Ce talent, quand on l'analyse à froid aujourd'hui, se compose surtout de trois choses:

L'art de la composition;

La finesse du style;

La vibration du cœur sous le mot.

Béranger compose une chanson comme un poëme épique ou comme un drame en cinq actes. Il n'y a point de hasard dans son inspiration, ni par conséquent de négligence, de défaillance ou de longueur. Tout est conçu lentement dans son esprit, porté longtemps dans sa méditation, aiguisé à loisir par sa sagacité, poli jusqu'au scrupule par son goût, combiné pour l'effet qu'il veut produire, adapté à l'air populaire le plus propre à faire danser les paroles, rire le refrain, vibrer les couplets; puis tout est lancé par le poëte à son adresse avec la sûreté du coup d'œil et du doigt de la brodeuse de dentelle qui lance le fil aminci sur les lèvres dans l'œil de l'aiguille.

«Il y a tel de mes couplets,» disait-il, «qui m'a coûté des semaines de réflexions.»

Il ne s'en cachait pas, il ne se donnait pas pour un improvisateur comme nous, fils du hasard, tantôt bien tantôt mal servis par la loterie de leur inspiration, mais toujours incorrects, même dans leurs bonheurs de style; il était, lui, le fils du travail, qui fait quelquefois attendre ses dons, mais qui ne trompe jamais l'homme de génie et de patience. Les regards très-exercés comme les nôtres aux ouvrages d'art s'aperçoivent seuls de ces limures assidues du doigt de Béranger sur ses vers. On n'y pourrait pas changer un mot; mais aussi ses chansons manquent un peu de cette négligence qui est la souplesse de la force: elles ne sont pas assez jeunes, même quand elles chantent l'amour; elles ne sont pas assez folles, même quand elles célèbrent la folie; elles ne sont pas assez ivres, même quand elles simulent l'ivresse.

«Votre jambe droite n'est pas assez avinée,» disait le grand comédien anglais Garrick à Préville qui lui demandait conseil pour bien rendre un rôle d'ivrogne sur la scène. «Votre main droite, celle qui tient la plume, n'est pas assez avinée,» pourrait-on dire à Béranger quand il raturait une chanson à boire.

Désaugiers, son contemporain, délire plus sincèrement; il est ivre lui-même de l'ivresse de verve qu'il répand à plein verre autour de lui; le plaisir est la seule politique de cet Anacréon de Paris.
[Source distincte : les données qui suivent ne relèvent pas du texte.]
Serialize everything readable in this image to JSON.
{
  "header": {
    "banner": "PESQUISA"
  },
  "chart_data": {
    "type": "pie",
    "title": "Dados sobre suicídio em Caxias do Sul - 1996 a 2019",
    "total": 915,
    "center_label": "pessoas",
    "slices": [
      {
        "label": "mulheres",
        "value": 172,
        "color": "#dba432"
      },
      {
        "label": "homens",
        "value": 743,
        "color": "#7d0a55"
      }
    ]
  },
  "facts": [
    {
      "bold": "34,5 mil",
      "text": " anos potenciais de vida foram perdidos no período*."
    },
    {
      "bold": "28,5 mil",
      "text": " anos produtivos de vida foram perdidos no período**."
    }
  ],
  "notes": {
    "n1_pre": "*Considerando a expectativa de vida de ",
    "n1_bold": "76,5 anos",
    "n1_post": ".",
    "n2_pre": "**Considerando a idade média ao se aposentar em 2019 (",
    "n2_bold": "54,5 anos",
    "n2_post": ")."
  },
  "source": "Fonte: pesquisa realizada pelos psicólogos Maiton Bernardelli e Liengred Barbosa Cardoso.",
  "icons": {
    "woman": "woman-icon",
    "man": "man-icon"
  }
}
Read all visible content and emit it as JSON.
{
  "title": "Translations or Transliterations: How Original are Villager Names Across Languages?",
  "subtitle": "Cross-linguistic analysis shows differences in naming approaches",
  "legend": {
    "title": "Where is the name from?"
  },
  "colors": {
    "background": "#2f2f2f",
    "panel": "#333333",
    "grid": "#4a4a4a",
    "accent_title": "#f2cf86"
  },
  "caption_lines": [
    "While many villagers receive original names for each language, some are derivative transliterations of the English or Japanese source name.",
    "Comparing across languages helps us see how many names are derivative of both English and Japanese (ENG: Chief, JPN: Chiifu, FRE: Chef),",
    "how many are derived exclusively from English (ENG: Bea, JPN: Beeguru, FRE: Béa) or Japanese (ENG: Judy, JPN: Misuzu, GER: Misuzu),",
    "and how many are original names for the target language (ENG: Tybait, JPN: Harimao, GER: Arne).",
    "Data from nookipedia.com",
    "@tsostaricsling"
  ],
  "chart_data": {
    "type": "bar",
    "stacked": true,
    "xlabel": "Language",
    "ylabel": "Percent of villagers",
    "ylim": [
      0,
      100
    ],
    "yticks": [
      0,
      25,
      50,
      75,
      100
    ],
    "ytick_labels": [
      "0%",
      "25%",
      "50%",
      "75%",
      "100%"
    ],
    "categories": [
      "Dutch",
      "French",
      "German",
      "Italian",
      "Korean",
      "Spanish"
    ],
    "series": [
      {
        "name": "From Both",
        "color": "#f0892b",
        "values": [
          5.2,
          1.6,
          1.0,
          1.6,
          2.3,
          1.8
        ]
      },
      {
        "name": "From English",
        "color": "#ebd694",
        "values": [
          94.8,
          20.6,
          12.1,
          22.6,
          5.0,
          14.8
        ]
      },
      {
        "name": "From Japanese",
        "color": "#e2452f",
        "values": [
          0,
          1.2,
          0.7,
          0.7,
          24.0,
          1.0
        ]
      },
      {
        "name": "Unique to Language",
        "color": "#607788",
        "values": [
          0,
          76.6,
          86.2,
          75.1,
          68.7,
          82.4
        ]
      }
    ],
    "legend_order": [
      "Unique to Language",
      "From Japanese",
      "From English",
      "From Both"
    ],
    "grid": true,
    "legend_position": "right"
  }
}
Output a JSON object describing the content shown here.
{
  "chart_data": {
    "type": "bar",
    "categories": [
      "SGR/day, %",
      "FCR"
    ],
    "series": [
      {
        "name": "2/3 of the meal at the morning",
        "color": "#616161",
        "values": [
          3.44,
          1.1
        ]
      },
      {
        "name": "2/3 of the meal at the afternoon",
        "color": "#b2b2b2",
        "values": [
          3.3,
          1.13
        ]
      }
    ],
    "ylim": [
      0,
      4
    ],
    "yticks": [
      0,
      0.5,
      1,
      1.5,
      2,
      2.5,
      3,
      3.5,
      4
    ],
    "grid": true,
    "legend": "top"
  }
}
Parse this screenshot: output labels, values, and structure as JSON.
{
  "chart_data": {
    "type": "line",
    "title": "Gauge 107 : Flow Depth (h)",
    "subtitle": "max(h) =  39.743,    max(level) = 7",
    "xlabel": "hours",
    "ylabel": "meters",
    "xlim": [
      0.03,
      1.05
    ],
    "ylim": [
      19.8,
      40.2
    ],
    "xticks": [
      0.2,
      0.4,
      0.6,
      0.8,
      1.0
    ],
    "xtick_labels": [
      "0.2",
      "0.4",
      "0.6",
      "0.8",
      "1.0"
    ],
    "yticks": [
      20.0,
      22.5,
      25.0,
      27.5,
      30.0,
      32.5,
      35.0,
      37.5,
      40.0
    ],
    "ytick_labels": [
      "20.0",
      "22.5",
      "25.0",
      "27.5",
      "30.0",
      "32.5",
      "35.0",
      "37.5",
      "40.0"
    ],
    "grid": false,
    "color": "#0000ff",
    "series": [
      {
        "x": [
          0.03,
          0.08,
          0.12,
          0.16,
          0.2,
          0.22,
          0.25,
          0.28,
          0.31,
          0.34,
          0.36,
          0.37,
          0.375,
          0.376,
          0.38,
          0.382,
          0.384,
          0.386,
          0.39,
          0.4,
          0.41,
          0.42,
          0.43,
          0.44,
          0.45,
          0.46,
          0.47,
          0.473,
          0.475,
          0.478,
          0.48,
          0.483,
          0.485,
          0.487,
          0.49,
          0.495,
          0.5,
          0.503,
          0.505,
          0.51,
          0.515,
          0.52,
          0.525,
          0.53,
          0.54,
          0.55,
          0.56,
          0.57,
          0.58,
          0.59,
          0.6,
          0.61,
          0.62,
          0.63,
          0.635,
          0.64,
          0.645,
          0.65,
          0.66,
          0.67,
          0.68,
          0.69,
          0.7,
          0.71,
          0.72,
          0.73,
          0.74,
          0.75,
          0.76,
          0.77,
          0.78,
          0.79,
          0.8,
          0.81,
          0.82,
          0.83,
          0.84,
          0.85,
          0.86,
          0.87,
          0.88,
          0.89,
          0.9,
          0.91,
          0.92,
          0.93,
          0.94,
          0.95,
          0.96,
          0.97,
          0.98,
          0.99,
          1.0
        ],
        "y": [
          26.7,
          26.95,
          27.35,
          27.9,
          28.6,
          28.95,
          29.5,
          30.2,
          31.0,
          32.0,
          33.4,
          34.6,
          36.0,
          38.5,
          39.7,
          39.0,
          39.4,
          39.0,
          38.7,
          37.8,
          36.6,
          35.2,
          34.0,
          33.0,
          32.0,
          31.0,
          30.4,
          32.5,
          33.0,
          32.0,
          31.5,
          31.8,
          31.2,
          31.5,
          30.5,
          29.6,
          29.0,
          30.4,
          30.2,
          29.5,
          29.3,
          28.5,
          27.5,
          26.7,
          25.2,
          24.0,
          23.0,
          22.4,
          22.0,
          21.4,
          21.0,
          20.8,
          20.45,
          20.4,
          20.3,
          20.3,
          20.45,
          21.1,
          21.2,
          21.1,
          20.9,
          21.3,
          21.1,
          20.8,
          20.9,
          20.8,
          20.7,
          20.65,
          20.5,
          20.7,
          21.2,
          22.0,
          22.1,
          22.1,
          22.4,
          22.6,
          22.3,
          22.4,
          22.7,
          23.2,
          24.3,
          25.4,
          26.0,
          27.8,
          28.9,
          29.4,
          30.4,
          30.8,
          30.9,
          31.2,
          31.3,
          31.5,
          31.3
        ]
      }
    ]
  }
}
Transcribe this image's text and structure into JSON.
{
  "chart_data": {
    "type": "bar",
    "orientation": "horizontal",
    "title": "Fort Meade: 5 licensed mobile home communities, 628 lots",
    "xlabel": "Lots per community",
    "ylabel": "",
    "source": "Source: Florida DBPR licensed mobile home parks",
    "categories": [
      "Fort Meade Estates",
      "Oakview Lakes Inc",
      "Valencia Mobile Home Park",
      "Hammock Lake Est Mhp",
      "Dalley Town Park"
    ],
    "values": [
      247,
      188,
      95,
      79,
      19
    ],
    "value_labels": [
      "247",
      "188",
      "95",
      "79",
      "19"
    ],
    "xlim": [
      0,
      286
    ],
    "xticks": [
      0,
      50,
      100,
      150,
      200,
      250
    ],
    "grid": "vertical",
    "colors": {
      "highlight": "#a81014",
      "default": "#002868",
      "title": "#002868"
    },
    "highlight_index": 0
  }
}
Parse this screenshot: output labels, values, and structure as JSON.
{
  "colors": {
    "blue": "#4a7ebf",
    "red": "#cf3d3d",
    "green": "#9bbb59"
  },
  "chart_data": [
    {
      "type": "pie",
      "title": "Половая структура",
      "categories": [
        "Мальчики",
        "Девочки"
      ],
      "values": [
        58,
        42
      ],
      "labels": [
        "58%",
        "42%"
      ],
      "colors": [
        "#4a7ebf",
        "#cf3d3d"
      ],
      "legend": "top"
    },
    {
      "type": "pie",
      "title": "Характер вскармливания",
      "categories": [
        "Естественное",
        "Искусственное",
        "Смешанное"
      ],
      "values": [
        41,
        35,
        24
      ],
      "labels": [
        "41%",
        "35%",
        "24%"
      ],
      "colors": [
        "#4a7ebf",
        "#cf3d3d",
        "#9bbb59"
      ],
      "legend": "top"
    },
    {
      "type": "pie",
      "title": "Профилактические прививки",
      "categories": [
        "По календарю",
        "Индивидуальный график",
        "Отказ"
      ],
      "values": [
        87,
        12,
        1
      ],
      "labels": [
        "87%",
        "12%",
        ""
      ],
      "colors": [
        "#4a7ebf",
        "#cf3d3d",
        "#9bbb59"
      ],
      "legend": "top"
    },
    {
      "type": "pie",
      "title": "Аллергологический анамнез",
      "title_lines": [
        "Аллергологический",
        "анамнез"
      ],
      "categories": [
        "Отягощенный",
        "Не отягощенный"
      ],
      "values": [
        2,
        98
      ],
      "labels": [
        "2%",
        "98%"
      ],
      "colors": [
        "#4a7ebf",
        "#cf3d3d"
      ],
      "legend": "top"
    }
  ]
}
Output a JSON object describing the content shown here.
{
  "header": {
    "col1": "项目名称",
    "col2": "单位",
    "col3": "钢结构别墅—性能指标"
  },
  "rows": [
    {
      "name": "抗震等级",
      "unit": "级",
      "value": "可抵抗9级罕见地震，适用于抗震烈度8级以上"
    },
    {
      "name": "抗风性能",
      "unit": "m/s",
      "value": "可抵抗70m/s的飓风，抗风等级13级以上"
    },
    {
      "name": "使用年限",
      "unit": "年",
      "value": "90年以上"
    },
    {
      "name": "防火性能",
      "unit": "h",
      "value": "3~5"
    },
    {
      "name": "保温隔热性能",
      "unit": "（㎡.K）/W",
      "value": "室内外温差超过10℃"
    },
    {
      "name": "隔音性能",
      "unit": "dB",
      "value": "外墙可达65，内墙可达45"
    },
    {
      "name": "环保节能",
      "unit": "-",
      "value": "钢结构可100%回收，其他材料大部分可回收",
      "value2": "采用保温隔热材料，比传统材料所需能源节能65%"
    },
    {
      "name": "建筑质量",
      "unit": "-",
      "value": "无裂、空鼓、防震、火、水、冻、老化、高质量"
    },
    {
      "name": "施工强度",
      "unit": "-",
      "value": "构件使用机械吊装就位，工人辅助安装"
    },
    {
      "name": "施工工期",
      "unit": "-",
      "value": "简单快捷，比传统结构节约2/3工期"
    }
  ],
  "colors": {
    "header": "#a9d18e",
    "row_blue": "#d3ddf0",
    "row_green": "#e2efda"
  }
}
Les chansons de Béranger ont un but; elles visent aux passions d'un parti, au cœur d'un peuple, au trône des rois; le regard tendu de l'archer roidit la main, la flèche vole plus haut, mais elle vole moins leste; les chansons de Béranger sentent un peu la lampe et l'huile de ses veilles, au lieu de sentir le raisin de la vendange et la mousse du banquet. À cela près, chacune de ses chansons est une combinaison achevée et réussie de facture, une miniature de patience.